Clouds as Metaphors
I’ll never look at clouds the same way again. Not long ago 4-year old Violet introduced me to a charming picture book, Cloudette, by Tom Lichtenheld, about a little cloud who wanted to make a big difference. Simple, yet profoundly enabling. Then I read David Mitchell‘s extraordinary 2004 novel, Cloud Atlas. A complicated collection of stories that come together to project profound liberation. On Ascension Sunday, June 1, Pastor Elizabeth Foss stated that in the Bible clouds are symbols of God’s presence, as in Acts 1: 9-11, when Christ ascends in a cloud to His Father in Heaven. Clouds blur the boundaries of time and space. She went on to say that because we sense Christ’s absence in our lives, we come to church to seek His presence–out of cloudiness, clarity.
It was after discussing another book by David Mitchell, The Thousand Autumns of Jacob DeZoet, with my morning book group, that I decided to tackle Cloud Atlas. Six nested tales in one big book is the most challenging reading I’ve done since James Joyce’s Finnegan’s Wake in college.
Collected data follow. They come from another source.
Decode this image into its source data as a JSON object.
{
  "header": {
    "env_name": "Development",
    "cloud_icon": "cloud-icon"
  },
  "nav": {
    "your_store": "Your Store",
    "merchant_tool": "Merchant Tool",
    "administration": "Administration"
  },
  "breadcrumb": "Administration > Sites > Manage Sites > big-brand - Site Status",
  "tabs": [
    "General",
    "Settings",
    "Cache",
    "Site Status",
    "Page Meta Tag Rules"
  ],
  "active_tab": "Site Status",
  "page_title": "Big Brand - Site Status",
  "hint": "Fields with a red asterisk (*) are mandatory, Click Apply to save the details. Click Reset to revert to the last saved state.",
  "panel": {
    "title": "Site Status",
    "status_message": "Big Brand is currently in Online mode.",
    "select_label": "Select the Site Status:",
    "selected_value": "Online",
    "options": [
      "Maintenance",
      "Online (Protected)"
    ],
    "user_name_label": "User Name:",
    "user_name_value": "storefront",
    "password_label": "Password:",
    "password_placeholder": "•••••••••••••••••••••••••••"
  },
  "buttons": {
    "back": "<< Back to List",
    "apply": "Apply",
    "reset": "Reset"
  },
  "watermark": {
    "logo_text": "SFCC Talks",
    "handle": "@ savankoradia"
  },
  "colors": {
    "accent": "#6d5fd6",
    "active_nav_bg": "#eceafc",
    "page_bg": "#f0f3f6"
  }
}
Each tale is in a different genre with different characters, connected by a musical composition and themes of identity, freedom and slavery. The interrupted narratives start in the South Pacific in 1849, then pick up in 1931 Belgium, 1975 California, present-day England, 2144 Korea, and finally 2321 Hawaii, after “The Fall” of civilization. The novel then boomerangs back through centuries and space, returning by the same route, in reverse, to its starting point. Along the way, Mitchell reveals how his characters’ fates intertwine, and how their souls drift across time like clouds across the sky.
Clouds in the Bible have inspired artists for millennia, such as Dosso Dossi’s 16th century painting above. Cloudette has inspired teachers and librarians to invent activities for children that explore and extend the book’s message. Cloud Atlas inspired this rollicking, virtuosic, and ultimately pleasurable 2012 movie, directed by the Wachowski siblings and Tom Tykwer, and starring Halle Berry, Tom Hanks and the amazing Doona Bae.
Violet and I like to watch clouds and think about what they represent. Realizing now how powerfully they serve as metaphors, I’ll be looking out for cloud metaphors in more places. And I’ll be reading the Bible, Cloud Atlas and Cloudette again and again, seeking God’s presence in my life, wondering how my life connects with the past and the future, and hoping, like Cloudette, I can make a positive difference.